Monday, October 23, 2017

Battle of the Sexes

  This replay of the 1973 tennis match between Bobby Riggs and Billie Jean King serves as an ode to the America Donald Trump is killing — and a prayer for its revival. 
The two leads’ intros are revealing. Billie Jean appears as a montage of action shots. Her vitality shows her as blur. Riggs paces alone in his high, empty office tower, an ex-champ now a supernumerary for his rich wife’s father. Riggs itches to do something, anything, to recover his lost glory, to reaffirm his superiority as a man. 
In his bragging, bluster, vanity, arrogance, misogyny, showmanship, moral emptiness and ultimate futility, Riggs is a Trump figure. To both, anyone afflicted with responsibility, modesty and humanity is a loser. Riggs hijacks a Gamblers Anonymous meeting to nourish their addiction, not to address it. His clowning barely conceals his lack of self-respect and moral core. 
Against Riggs’s transparent insecurity and empty macho strut, Billie Jean projects a confident, competent, spirited servant to the public good. She’s an icon of two revolutions in America, which Trump is in the process of reversing. There’s even a “Billie Jean for President” sign at the match, among the still-embarrassing reminders of Nixon.
Her revolt against the male-dominated tennis profession is an assertion of women’s right to equality, in treatment and in salary. 
Jack Kramer embodies the male assumption of superiority. The women’s purse should be one twelfth of the men’s even though the women’s games attract equal audiences. Kramer lives by that double standard, flattering women while suppressing them. 
Their egos clash when Billie Jean refuses to play the big match if Kramer is Riggs’s commentator on TV. Kramer claims she won’t have the nerve to abandon the match if he performs. She responds in kind: He won’t have the nerve to see it cancelled because of his refusal to step down. She wins that one, then — spoiler alert — the match.    
She wins with precisely the qualities Kramer says women lack: physical strength, the ability to perform under pressure, and control over her emotions. Her post-game private weeping shows she has the emotions that ennoble a woman — and the discipline to control them. She also has the stamina and rigour Riggs’s game has lost. 
Of course that calumny is what women continue to face in business, politics, academia, wherever the fraternity is too frightened to give women even a taste of the man’s traditional privilege and power. Remember Trump’s mock concern over Hillary’s stamina —then his collapse into a golf cart at his first summit meeting.  
In the second revolution, Billie Jean’s first lesbian affair emphasizes her iconic role in liberating sexual identity. As her gay designer consoles her, soon America will let people like them love whom they want to, how they want to. A postscript details her activism for LGBT rights and the close relationship she maintained with her ex-husband throughout her later gay relationship. His swagger dissolved, Riggs is bolstered by the return of his wife too. 
The designer’s optimism proved true — for a while, until Trump’s current betrayal of the women and LGBT that as candidate he pledged to support.

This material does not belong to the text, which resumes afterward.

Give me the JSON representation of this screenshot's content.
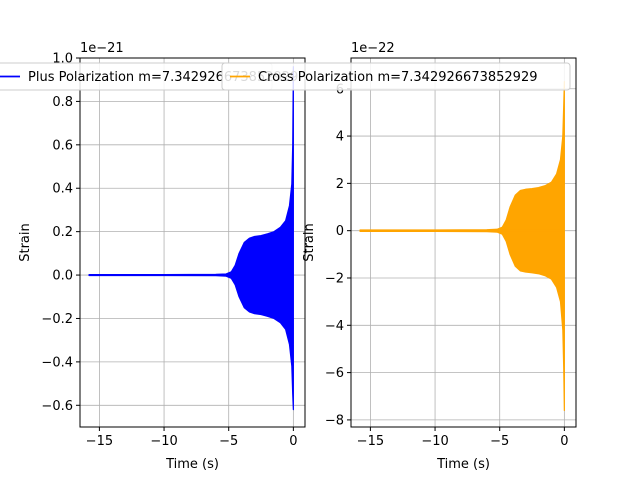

As Riggs is portrayed here, he has one appealing quality Trump lacks. Riggs acknowledges his needs. He knows he needs the thrill of gambling, assurance that he’s not just a kept man, his sons’ respect and his wife’s — well, at least her presence. Trump is too childish to have even that self-awareness. 
Howard Cosell is another welcome revival in his ABC TV coverage of the match. He too is a reminder of America’s lost glory, when the “mere” sports announcer could abet the social revolution Mohammad Ali embodied in choosing his own name and his own politics. Cosell’s liberalism in pro sports contrasts to Trump’s distortion of the NFL players’ kneeling to protest America’s continuing racism, misrepresenting it as a lack of patriotism.  
How will this film play? I think most viewers will enjoy the drama, the humour, the emotional engagement. 
But there will remain that radical division between the conflicting views of what exactly made America “great.” Billie Jean’s side will say America was great for promoting equality, liberty, opportunities for all, the right of everyone to realize what they individually are. From the women’s ambitions, independence, presumption, sexual freedom and equality of rights, the Trump side will recoil in fear and disgust. This vision of the States Formerly Known as United is how that 1973 mini-drama reflects and addresses America today.